The limitations of earthquake hazard warning technologies
There is no doubt that being able to predict an earthquake reasonably in advance would be of tremendous help in emergency response planning. And it is for this reason that the scientific community is hard at work trying to identify possible signals. To date, however, the only systems that we can rely on are the so-called early warning technologies, which basically consist of a network of seismographs that, working in unison, make it possible to locate the hypocenter and epicenter of an earthquake more or less in real time and to send an alert to the surrounding areas to activate automatic response systems if necessary (e.g., running red lights to stop traffic, ringing the bell in schools to allow students to shelter under their desks, etc.). This is undoubtedly a very useful and potentially life-saving system, as an Italian study published recently in Nature Communications pointed out, but one with limitations: even in the best of cases, in fact, technologies of this type allow for a warning on the order of ten seconds before the arrival of the shock. A decidedly insufficient amount of time.
Learning from the past
Attempts to improve the forecast time window, however, are not lacking. For several decades, the scientific community has spared no effort to understand the dynamics of seismic phenomena in as much detail as possible, so as to identify signals that would allow them to be predicted as far in advance as possible. At present, there are basically two approaches: the first is statistical, that is, aimed at assessing the probability that a given earthquake of a given magnitude will strike a certain region in a given time interval. Over time, in particular, geologists and seismologists have developed mathematical models, based, among other things, on the analysis of volcanic activity and the trend of time series and which, similarly to what happens in the field of meteorology, allow the development of so-called seismic hazard maps, updated periodically, which contain indications of which regions are most concretely at risk of being the scene of an earthquake. The results appear to be promising: this approach, applied retrospectively to the seismic sequence that struck central Italy in 2016, has made it possible to develop forecasts that are “statistically reliable” with respect to the data actually observed.
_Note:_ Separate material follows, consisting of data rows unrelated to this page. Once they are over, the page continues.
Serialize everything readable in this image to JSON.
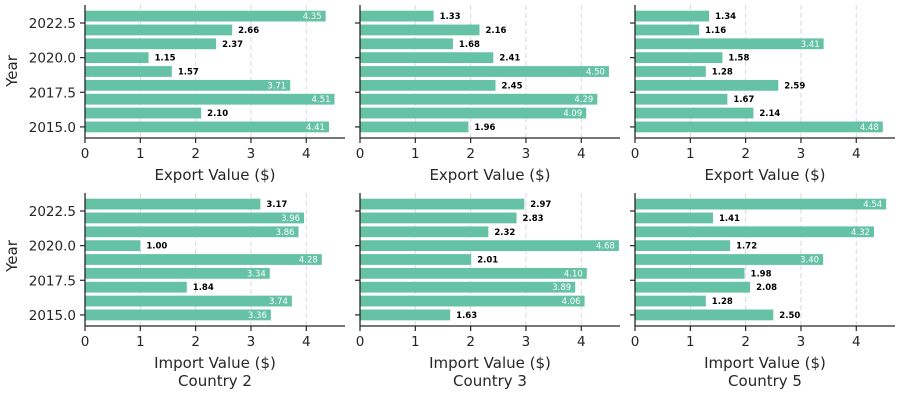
{
  "figure": {
    "y_axis_title": "Year",
    "colors": {
      "bar": "#66c2a5",
      "grid": "#d9d9d9",
      "axis": "#262626"
    }
  },
  "chart_data": [
    {
      "type": "bar",
      "orientation": "horizontal",
      "grid": "x-dashed",
      "xlabel": "Export Value ($)",
      "column_title": "",
      "xlim": [
        0,
        4.7
      ],
      "ylim": [
        2014.2,
        2023.8
      ],
      "xticks": [
        "0",
        "1",
        "2",
        "3",
        "4"
      ],
      "yticks": [
        "2015.0",
        "2017.5",
        "2020.0",
        "2022.5"
      ],
      "years": [
        2015,
        2016,
        2017,
        2018,
        2019,
        2020,
        2021,
        2022,
        2023
      ],
      "values": [
        4.41,
        2.1,
        4.51,
        3.71,
        1.57,
        1.15,
        2.37,
        2.66,
        4.35
      ],
      "labels": [
        "4.41",
        "2.10",
        "4.51",
        "3.71",
        "1.57",
        "1.15",
        "2.37",
        "2.66",
        "4.35"
      ]
    },
    {
      "type": "bar",
      "orientation": "horizontal",
      "grid": "x-dashed",
      "xlabel": "Export Value ($)",
      "column_title": "",
      "xlim": [
        0,
        4.7
      ],
      "ylim": [
        2014.2,
        2023.8
      ],
      "xticks": [
        "0",
        "1",
        "2",
        "3",
        "4"
      ],
      "yticks": [
        "2015.0",
        "2017.5",
        "2020.0",
        "2022.5"
      ],
      "years": [
        2015,
        2016,
        2017,
        2018,
        2019,
        2020,
        2021,
        2022,
        2023
      ],
      "values": [
        1.96,
        4.09,
        4.29,
        2.45,
        4.5,
        2.41,
        1.68,
        2.16,
        1.33
      ],
      "labels": [
        "1.96",
        "4.09",
        "4.29",
        "2.45",
        "4.50",
        "2.41",
        "1.68",
        "2.16",
        "1.33"
      ]
    },
    {
      "type": "bar",
      "orientation": "horizontal",
      "grid": "x-dashed",
      "xlabel": "Export Value ($)",
      "column_title": "",
      "xlim": [
        0,
        4.7
      ],
      "ylim": [
        2014.2,
        2023.8
      ],
      "xticks": [
        "0",
        "1",
        "2",
        "3",
        "4"
      ],
      "yticks": [
        "2015.0",
        "2017.5",
        "2020.0",
        "2022.5"
      ],
      "years": [
        2015,
        2016,
        2017,
        2018,
        2019,
        2020,
        2021,
        2022,
        2023
      ],
      "values": [
        4.48,
        2.14,
        1.67,
        2.59,
        1.28,
        1.58,
        3.41,
        1.16,
        1.34
      ],
      "labels": [
        "4.48",
        "2.14",
        "1.67",
        "2.59",
        "1.28",
        "1.58",
        "3.41",
        "1.16",
        "1.34"
      ]
    },
    {
      "type": "bar",
      "orientation": "horizontal",
      "grid": "x-dashed",
      "xlabel": "Import Value ($)",
      "column_title": "Country 2",
      "xlim": [
        0,
        4.7
      ],
      "ylim": [
        2014.2,
        2023.8
      ],
      "xticks": [
        "0",
        "1",
        "2",
        "3",
        "4"
      ],
      "yticks": [
        "2015.0",
        "2017.5",
        "2020.0",
        "2022.5"
      ],
      "years": [
        2015,
        2016,
        2017,
        2018,
        2019,
        2020,
        2021,
        2022,
        2023
      ],
      "values": [
        3.36,
        3.74,
        1.84,
        3.34,
        4.28,
        1.0,
        3.86,
        3.96,
        3.17
      ],
      "labels": [
        "3.36",
        "3.74",
        "1.84",
        "3.34",
        "4.28",
        "1.00",
        "3.86",
        "3.96",
        "3.17"
      ]
    },
    {
      "type": "bar",
      "orientation": "horizontal",
      "grid": "x-dashed",
      "xlabel": "Import Value ($)",
      "column_title": "Country 3",
      "xlim": [
        0,
        4.7
      ],
      "ylim": [
        2014.2,
        2023.8
      ],
      "xticks": [
        "0",
        "1",
        "2",
        "3",
        "4"
      ],
      "yticks": [
        "2015.0",
        "2017.5",
        "2020.0",
        "2022.5"
      ],
      "years": [
        2015,
        2016,
        2017,
        2018,
        2019,
        2020,
        2021,
        2022,
        2023
      ],
      "values": [
        1.63,
        4.06,
        3.89,
        4.1,
        2.01,
        4.68,
        2.32,
        2.83,
        2.97
      ],
      "labels": [
        "1.63",
        "4.06",
        "3.89",
        "4.10",
        "2.01",
        "4.68",
        "2.32",
        "2.83",
        "2.97"
      ]
    },
    {
      "type": "bar",
      "orientation": "horizontal",
      "grid": "x-dashed",
      "xlabel": "Import Value ($)",
      "column_title": "Country 5",
      "xlim": [
        0,
        4.7
      ],
      "ylim": [
        2014.2,
        2023.8
      ],
      "xticks": [
        "0",
        "1",
        "2",
        "3",
        "4"
      ],
      "yticks": [
        "2015.0",
        "2017.5",
        "2020.0",
        "2022.5"
      ],
      "years": [
        2015,
        2016,
        2017,
        2018,
        2019,
        2020,
        2021,
        2022,
        2023
      ],
      "values": [
        2.5,
        1.28,
        2.08,
        1.98,
        3.4,
        1.72,
        4.32,
        1.41,
        4.54
      ],
      "labels": [
        "2.50",
        "1.28",
        "2.08",
        "1.98",
        "3.40",
        "1.72",
        "4.32",
        "1.41",
        "4.54"
      ]
    }
  ]
}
In search of seismic precursors
But alongside the mathematical-statistical one, there is also another way. And it is that of the so-called seismic precursors, that is, all the signals (physical, chemical, geological, biological) potentially related to the occurrence of an earthquake: once it is understood what they are, it might be possible, by intercepting them with appropriate advance, to predict the arrival of an earthquake. Among the possible seismic precursors currently being studied by the scientific community are, for example, changes in seismic wave velocity, changes in rock volume, changes in rock electrical resistivity, changes in the geomagnetic field, changes in water level and temperature in deep wells, and even changes in radon gas emissions from the Earth’s crust, at the fault. The rationale for the latter point, in particular, is as follows: radon gas is an element produced by the decay of uranium, naturally occurring in varying amounts in the subsurface and trapped there by the surrounding rocks; therefore, it is thought that the movements (particularly compressions and microfractures) occurring in the hours before the earthquake could provide, in some cases, a kind of “escape route” for radon gas to be released into the atmosphere, leading to an increase in the radon levels recorded in the area.
The path is laid out
At present, it is still too early to establish a certain connection and to make predictions, but the road, studies in hand, seems to be mapped out. Monitoring radon levels is not only important for our health-30 percent of lung cancers, for example, are caused by radon exposure-but it could soon be a new method for predicting the arrival of an earthquake.